Beasts of the Southern Wild


A spellbinding adventure set just past the known edges of the American Bayou, Beasts of the Southern Wild follows a girl named Hushpuppy as she takes on rising waters, a sinking village, changing times, an army of prehistoric creatures and an unraveling universe that she bravely tries to stitch back together through the sheer force of spirit and resilience.

The film, shot on location in the coastal parishes of Louisiana with local non-actors in the lead roles, came to the Sundance Film Festival a hand-made, fiercely imaginative underdog and left a runaway hit and winner of the coveted Grand Jury Prize as well as the Excellence in Cinematography Award. By the time that happened, the fictional “Bathtub” – a fantastical bayou neverland inspired by real Southern Louisiana communities where people persist against all odds to revel in life, no matter what comes – had taken on a life of its own in the hearts of many, unfolding with all the indescribable sights and untamed emotions of a dream in progress.

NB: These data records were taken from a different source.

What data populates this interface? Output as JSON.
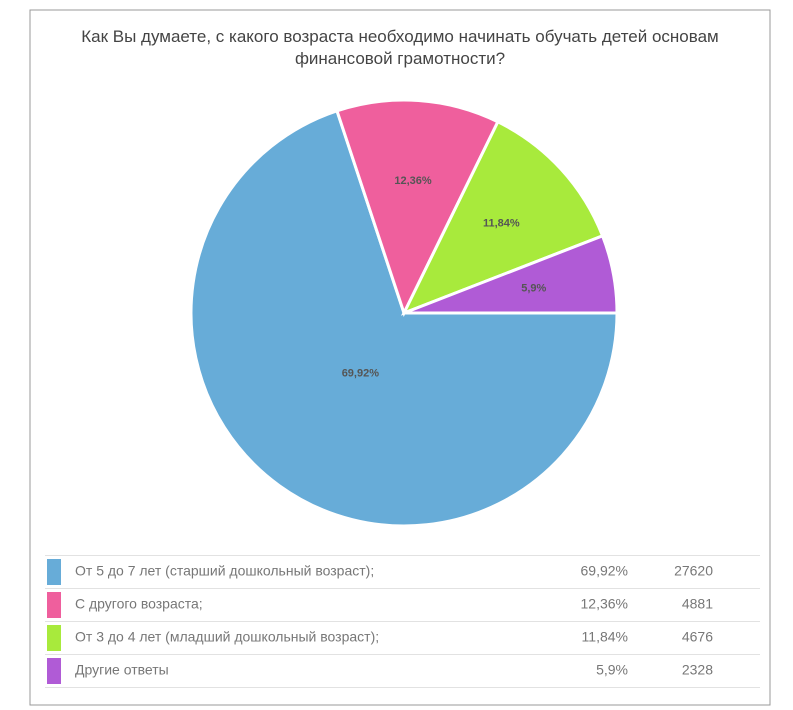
{
  "chart_data": {
    "type": "pie",
    "title": "Как Вы думаете, с какого возраста необходимо начинать обучать детей основам финансовой грамотности?",
    "categories": [
      "От 5 до 7 лет (старший дошкольный возраст);",
      "С другого возраста;",
      "От 3 до 4 лет (младший дошкольный возраст);",
      "Другие ответы"
    ],
    "values": [
      69.92,
      12.36,
      11.84,
      5.9
    ],
    "value_labels": [
      "69,92%",
      "12,36%",
      "11,84%",
      "5,9%"
    ],
    "counts": [
      27620,
      4881,
      4676,
      2328
    ],
    "colors": [
      "#67acd8",
      "#ef5f9d",
      "#a8ea3c",
      "#b05bd6"
    ]
  }
}
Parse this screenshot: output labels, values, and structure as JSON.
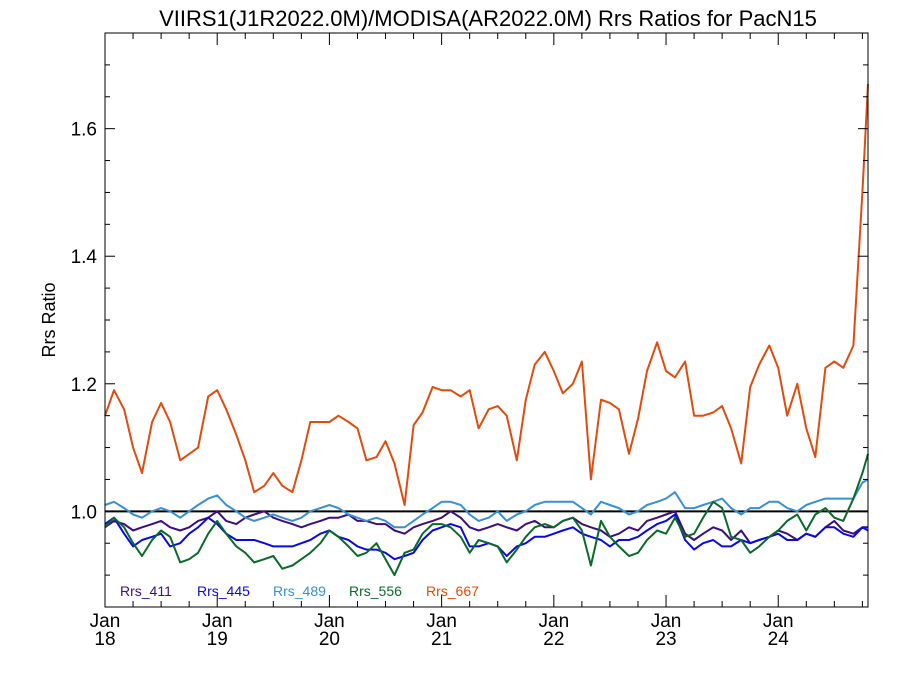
{
  "chart_data": {
    "type": "line",
    "title": "VIIRS1(J1R2022.0M)/MODISA(AR2022.0M)  Rrs Ratios for PacN15",
    "ylabel": "Rrs Ratio",
    "xlabel": "",
    "xlim": [
      2018.0,
      2024.8
    ],
    "ylim": [
      0.85,
      1.75
    ],
    "yticks": [
      {
        "value": 1.0,
        "label": "1.0"
      },
      {
        "value": 1.2,
        "label": "1.2"
      },
      {
        "value": 1.4,
        "label": "1.4"
      },
      {
        "value": 1.6,
        "label": "1.6"
      }
    ],
    "xticks": [
      {
        "value": 2018,
        "month": "Jan",
        "year": "18"
      },
      {
        "value": 2019,
        "month": "Jan",
        "year": "19"
      },
      {
        "value": 2020,
        "month": "Jan",
        "year": "20"
      },
      {
        "value": 2021,
        "month": "Jan",
        "year": "21"
      },
      {
        "value": 2022,
        "month": "Jan",
        "year": "22"
      },
      {
        "value": 2023,
        "month": "Jan",
        "year": "23"
      },
      {
        "value": 2024,
        "month": "Jan",
        "year": "24"
      }
    ],
    "reference_line": 1.0,
    "legend_position": "bottom-left",
    "x": [
      2018.0,
      2018.08,
      2018.17,
      2018.25,
      2018.33,
      2018.42,
      2018.5,
      2018.58,
      2018.67,
      2018.75,
      2018.83,
      2018.92,
      2019.0,
      2019.08,
      2019.17,
      2019.25,
      2019.33,
      2019.42,
      2019.5,
      2019.58,
      2019.67,
      2019.75,
      2019.83,
      2019.92,
      2020.0,
      2020.08,
      2020.17,
      2020.25,
      2020.33,
      2020.42,
      2020.5,
      2020.58,
      2020.67,
      2020.75,
      2020.83,
      2020.92,
      2021.0,
      2021.08,
      2021.17,
      2021.25,
      2021.33,
      2021.42,
      2021.5,
      2021.58,
      2021.67,
      2021.75,
      2021.83,
      2021.92,
      2022.0,
      2022.08,
      2022.17,
      2022.25,
      2022.33,
      2022.42,
      2022.5,
      2022.58,
      2022.67,
      2022.75,
      2022.83,
      2022.92,
      2023.0,
      2023.08,
      2023.17,
      2023.25,
      2023.33,
      2023.42,
      2023.5,
      2023.58,
      2023.67,
      2023.75,
      2023.83,
      2023.92,
      2024.0,
      2024.08,
      2024.17,
      2024.25,
      2024.33,
      2024.42,
      2024.5,
      2024.58,
      2024.67,
      2024.75,
      2024.8
    ],
    "series": [
      {
        "name": "Rrs_411",
        "color": "#3d0f7a",
        "values": [
          0.975,
          0.985,
          0.98,
          0.97,
          0.975,
          0.98,
          0.985,
          0.975,
          0.97,
          0.975,
          0.985,
          0.99,
          1.0,
          0.985,
          0.98,
          0.99,
          0.995,
          1.0,
          0.99,
          0.985,
          0.98,
          0.975,
          0.98,
          0.985,
          0.99,
          0.99,
          0.995,
          0.985,
          0.985,
          0.98,
          0.98,
          0.97,
          0.965,
          0.975,
          0.98,
          0.985,
          0.99,
          1.0,
          0.99,
          0.975,
          0.97,
          0.975,
          0.98,
          0.975,
          0.97,
          0.98,
          0.985,
          0.975,
          0.975,
          0.985,
          0.99,
          0.98,
          0.975,
          0.97,
          0.96,
          0.965,
          0.975,
          0.97,
          0.985,
          0.99,
          0.995,
          1.0,
          0.965,
          0.955,
          0.965,
          0.975,
          0.97,
          0.955,
          0.97,
          0.95,
          0.955,
          0.96,
          0.97,
          0.965,
          0.955,
          0.965,
          0.96,
          0.975,
          0.985,
          0.97,
          0.965,
          0.975,
          0.975
        ]
      },
      {
        "name": "Rrs_445",
        "color": "#0a0ae0",
        "values": [
          0.98,
          0.99,
          0.965,
          0.945,
          0.955,
          0.96,
          0.965,
          0.945,
          0.95,
          0.965,
          0.975,
          0.99,
          0.98,
          0.965,
          0.955,
          0.955,
          0.955,
          0.95,
          0.945,
          0.945,
          0.945,
          0.95,
          0.955,
          0.965,
          0.97,
          0.96,
          0.955,
          0.945,
          0.94,
          0.94,
          0.935,
          0.925,
          0.93,
          0.935,
          0.955,
          0.97,
          0.975,
          0.98,
          0.975,
          0.945,
          0.945,
          0.95,
          0.945,
          0.93,
          0.945,
          0.95,
          0.96,
          0.96,
          0.965,
          0.97,
          0.975,
          0.965,
          0.96,
          0.955,
          0.945,
          0.955,
          0.955,
          0.96,
          0.97,
          0.98,
          0.985,
          0.995,
          0.955,
          0.94,
          0.95,
          0.955,
          0.945,
          0.945,
          0.955,
          0.95,
          0.955,
          0.96,
          0.965,
          0.955,
          0.955,
          0.965,
          0.96,
          0.975,
          0.975,
          0.965,
          0.96,
          0.975,
          0.97
        ]
      },
      {
        "name": "Rrs_489",
        "color": "#3a8fd0",
        "values": [
          1.01,
          1.015,
          1.005,
          0.995,
          0.99,
          1.0,
          1.005,
          1.0,
          0.99,
          1.0,
          1.01,
          1.02,
          1.025,
          1.01,
          1.0,
          0.99,
          0.985,
          0.99,
          0.995,
          0.99,
          0.985,
          0.99,
          1.0,
          1.005,
          1.01,
          1.005,
          0.995,
          0.99,
          0.985,
          0.99,
          0.985,
          0.975,
          0.975,
          0.985,
          0.995,
          1.005,
          1.015,
          1.015,
          1.01,
          0.995,
          0.985,
          0.99,
          1.0,
          0.985,
          0.995,
          1.0,
          1.01,
          1.015,
          1.015,
          1.015,
          1.015,
          1.005,
          0.995,
          1.015,
          1.01,
          1.005,
          0.995,
          1.0,
          1.01,
          1.015,
          1.02,
          1.03,
          1.005,
          1.005,
          1.01,
          1.015,
          1.02,
          1.005,
          0.995,
          1.005,
          1.005,
          1.015,
          1.015,
          1.005,
          1.0,
          1.01,
          1.015,
          1.02,
          1.02,
          1.02,
          1.02,
          1.045,
          1.05
        ]
      },
      {
        "name": "Rrs_556",
        "color": "#0b6a2a",
        "values": [
          0.975,
          0.99,
          0.975,
          0.95,
          0.93,
          0.955,
          0.97,
          0.96,
          0.92,
          0.925,
          0.935,
          0.965,
          0.985,
          0.965,
          0.945,
          0.935,
          0.92,
          0.925,
          0.93,
          0.91,
          0.915,
          0.925,
          0.935,
          0.95,
          0.97,
          0.96,
          0.945,
          0.93,
          0.935,
          0.95,
          0.925,
          0.9,
          0.935,
          0.94,
          0.965,
          0.98,
          0.98,
          0.975,
          0.96,
          0.935,
          0.955,
          0.95,
          0.945,
          0.92,
          0.94,
          0.96,
          0.975,
          0.98,
          0.975,
          0.985,
          0.99,
          0.97,
          0.915,
          0.985,
          0.96,
          0.945,
          0.93,
          0.935,
          0.955,
          0.97,
          0.965,
          0.99,
          0.96,
          0.965,
          0.99,
          1.015,
          1.005,
          0.96,
          0.955,
          0.935,
          0.945,
          0.96,
          0.97,
          0.985,
          0.995,
          0.97,
          0.995,
          1.005,
          0.99,
          0.985,
          1.02,
          1.06,
          1.09
        ]
      },
      {
        "name": "Rrs_667",
        "color": "#e04c0e",
        "values": [
          1.15,
          1.19,
          1.16,
          1.1,
          1.06,
          1.14,
          1.17,
          1.14,
          1.08,
          1.09,
          1.1,
          1.18,
          1.19,
          1.16,
          1.12,
          1.08,
          1.03,
          1.04,
          1.06,
          1.04,
          1.03,
          1.08,
          1.14,
          1.14,
          1.14,
          1.15,
          1.14,
          1.13,
          1.08,
          1.085,
          1.11,
          1.075,
          1.01,
          1.135,
          1.155,
          1.195,
          1.19,
          1.19,
          1.18,
          1.19,
          1.13,
          1.16,
          1.165,
          1.15,
          1.08,
          1.175,
          1.23,
          1.25,
          1.22,
          1.185,
          1.2,
          1.235,
          1.05,
          1.175,
          1.17,
          1.16,
          1.09,
          1.145,
          1.22,
          1.265,
          1.22,
          1.21,
          1.235,
          1.15,
          1.15,
          1.155,
          1.165,
          1.13,
          1.075,
          1.195,
          1.23,
          1.26,
          1.225,
          1.15,
          1.2,
          1.13,
          1.085,
          1.225,
          1.235,
          1.225,
          1.26,
          1.5,
          1.67
        ]
      }
    ]
  }
}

Much like Hushpuppy’s survival in the midst of raging storms, both in the sky and her heart, the whole enterprise of Beasts of the Southern Wild began as a pipe dream that became possible only through the commitment of a strongly united community. For director and co-writer Benh Zeitlin, who makes his feature debut after a series of award-winning shorts, including Glory At Sea, it started with a question that had been on his mind for a long time: why do people stay in the places they love, with the people they love, even when they know big trouble is on the way?

The culture we found when making Beasts was unique. With each film we try to build that special culture, but it wasn’t until we traveled all the way down the bayou, that we really found a soul-mate in the communities at the end of the road. Their spirit elevated the meaning of community for me, and brought it from being a mantra about grassroots art, to being a life philosophy around which to build the epic of Hushpuppy and the Bathtub. Isle de Jean Charles, Pointe Aux Chenes, and Montegut are full of people that have been knocked down and rebuilt themselves back up so many times that they truly know what's important. There's a real knowledge that everything you've got, every commodity, every dollar, and even the ground beneath your feet, can just go away, and what's going to be left is nature-- plants, animals, land, water… and what's invisible-- friendships, families, ancestors, communities, culture.